Dalam sistem Islam, kebutuhan dasar tiap manusia, baik sandang, pangan, dan papan merupakan hak tiap rakyat yang semestinya di penuhi oleh negara. Dalam sistem Islam, negara akan benar-benar bertanggung jawab penuh dalam segala kebutuhan rakyatnya. Negara juga akan memberikan batuan rumah bagi siapa pun yang tak mampu memilikinya, memperhatikan kualitas ya layak huni dan mendistribusikannya secara menyeluruh, bukan hanya melihat untung dan rugi saja.
Lapangan pekerjaan yang luas dan gaji yang mencukupi pastinya juga akan disediakan, sehingga tak ada lagi orang orang yang tak mampu tuk mengusahakan membeli rumah sendiri, memiliki rumah pun tak akan menjadi mimpi tak tergapai lagi. Dalam sistem Islam, tanah yang tak dikelola selama tiga tahun berturut-turut, maka otomatis akan diambil alih oleh negara yang kemudian akan diserahkan kepada orang lain yang lebih membutuhkan dan dirasa mampu mengelolanya, sehingga tak akan ada lagi segelintir orang yang dapat memonopoli tanah di wilayah tersebut. Bahan-bahan bangunan yang merupakan sumber daya alam akan dikelola oleh negara sebagai kepemilikan umum, bukan swasta, sehingga dapat diakses oleh seluruh kalangan masyarakat secara merata.
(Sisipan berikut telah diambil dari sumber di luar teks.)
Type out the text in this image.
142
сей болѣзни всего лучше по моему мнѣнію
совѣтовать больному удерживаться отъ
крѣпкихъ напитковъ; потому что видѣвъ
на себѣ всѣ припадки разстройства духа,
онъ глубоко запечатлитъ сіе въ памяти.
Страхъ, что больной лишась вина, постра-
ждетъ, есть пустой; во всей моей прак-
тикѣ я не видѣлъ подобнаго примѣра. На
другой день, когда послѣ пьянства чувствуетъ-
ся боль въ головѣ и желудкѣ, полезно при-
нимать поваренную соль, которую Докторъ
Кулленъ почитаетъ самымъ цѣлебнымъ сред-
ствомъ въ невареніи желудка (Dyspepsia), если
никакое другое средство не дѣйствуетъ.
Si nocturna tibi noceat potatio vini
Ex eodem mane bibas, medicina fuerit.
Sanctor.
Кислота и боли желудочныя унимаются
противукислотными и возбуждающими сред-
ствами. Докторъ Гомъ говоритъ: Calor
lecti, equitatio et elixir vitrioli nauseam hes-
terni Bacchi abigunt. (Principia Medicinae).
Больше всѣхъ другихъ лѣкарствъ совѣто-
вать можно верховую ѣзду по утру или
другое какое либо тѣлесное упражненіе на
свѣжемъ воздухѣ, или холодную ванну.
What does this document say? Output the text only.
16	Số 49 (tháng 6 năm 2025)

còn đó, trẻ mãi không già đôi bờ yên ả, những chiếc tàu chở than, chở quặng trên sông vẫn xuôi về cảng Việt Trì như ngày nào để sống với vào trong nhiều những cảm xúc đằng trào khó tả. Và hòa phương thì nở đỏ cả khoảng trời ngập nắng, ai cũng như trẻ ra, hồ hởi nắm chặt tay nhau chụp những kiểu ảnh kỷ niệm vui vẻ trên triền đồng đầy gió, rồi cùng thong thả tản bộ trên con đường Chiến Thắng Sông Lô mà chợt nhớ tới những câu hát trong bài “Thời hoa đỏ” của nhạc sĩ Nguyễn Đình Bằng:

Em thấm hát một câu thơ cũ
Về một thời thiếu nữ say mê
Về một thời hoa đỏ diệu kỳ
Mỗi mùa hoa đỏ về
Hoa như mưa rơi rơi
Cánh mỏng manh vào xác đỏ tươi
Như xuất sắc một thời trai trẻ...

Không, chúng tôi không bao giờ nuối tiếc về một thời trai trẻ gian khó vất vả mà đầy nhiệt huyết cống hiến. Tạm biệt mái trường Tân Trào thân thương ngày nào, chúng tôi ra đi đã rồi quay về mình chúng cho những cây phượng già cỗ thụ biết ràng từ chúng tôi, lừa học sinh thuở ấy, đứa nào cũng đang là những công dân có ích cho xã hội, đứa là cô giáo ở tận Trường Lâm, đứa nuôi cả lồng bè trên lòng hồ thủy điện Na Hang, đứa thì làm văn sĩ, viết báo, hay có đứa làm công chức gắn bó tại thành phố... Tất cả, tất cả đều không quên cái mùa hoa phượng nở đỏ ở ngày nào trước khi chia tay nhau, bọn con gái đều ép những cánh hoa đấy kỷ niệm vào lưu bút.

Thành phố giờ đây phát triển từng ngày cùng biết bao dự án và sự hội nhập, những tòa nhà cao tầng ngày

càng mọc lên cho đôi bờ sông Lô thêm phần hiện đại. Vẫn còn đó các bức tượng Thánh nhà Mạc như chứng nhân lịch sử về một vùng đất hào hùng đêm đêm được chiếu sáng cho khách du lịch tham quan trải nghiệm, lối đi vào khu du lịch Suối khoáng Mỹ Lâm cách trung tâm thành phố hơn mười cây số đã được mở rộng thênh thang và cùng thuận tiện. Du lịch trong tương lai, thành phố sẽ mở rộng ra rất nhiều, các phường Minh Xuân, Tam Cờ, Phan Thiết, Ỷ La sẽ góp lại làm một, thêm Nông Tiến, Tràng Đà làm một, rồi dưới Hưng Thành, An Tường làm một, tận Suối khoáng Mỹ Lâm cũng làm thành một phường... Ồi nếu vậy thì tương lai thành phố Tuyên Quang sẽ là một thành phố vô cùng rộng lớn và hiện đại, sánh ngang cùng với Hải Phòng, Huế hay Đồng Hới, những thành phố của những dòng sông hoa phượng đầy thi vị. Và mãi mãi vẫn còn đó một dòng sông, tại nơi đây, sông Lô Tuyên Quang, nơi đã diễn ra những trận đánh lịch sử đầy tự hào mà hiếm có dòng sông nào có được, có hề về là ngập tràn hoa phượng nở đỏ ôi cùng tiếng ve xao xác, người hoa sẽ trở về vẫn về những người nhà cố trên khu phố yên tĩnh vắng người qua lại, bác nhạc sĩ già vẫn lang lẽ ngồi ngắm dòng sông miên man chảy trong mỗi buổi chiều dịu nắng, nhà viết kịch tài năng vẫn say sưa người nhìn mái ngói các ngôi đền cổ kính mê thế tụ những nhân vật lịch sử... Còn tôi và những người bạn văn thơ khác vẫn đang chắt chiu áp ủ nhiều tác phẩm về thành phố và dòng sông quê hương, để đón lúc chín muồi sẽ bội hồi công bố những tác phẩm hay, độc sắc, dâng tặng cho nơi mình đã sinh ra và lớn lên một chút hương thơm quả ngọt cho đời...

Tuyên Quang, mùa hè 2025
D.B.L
Bila makin banyak masyarakat yang memahami betapa indahnya sistem Islam ini dalam mengatur urusan tiap rakyatnya, tentu akan banyak orang yang turut memperjuangkannya, sehingga kebangkitan Daulah Islamiyah tak akan menjadi khayalan lagi, namun merupakan sebuah kenyataan yang suatu saat nanti akan bersemi kembali. Sudah saatnya kita membuka mata, bahwa solusi sejati tidaklah terdapat pada tambal sulam milik sistem kapitalisme, melainkan pada penerapan sistem Islam secara kaffah. Wallahualam bisawab.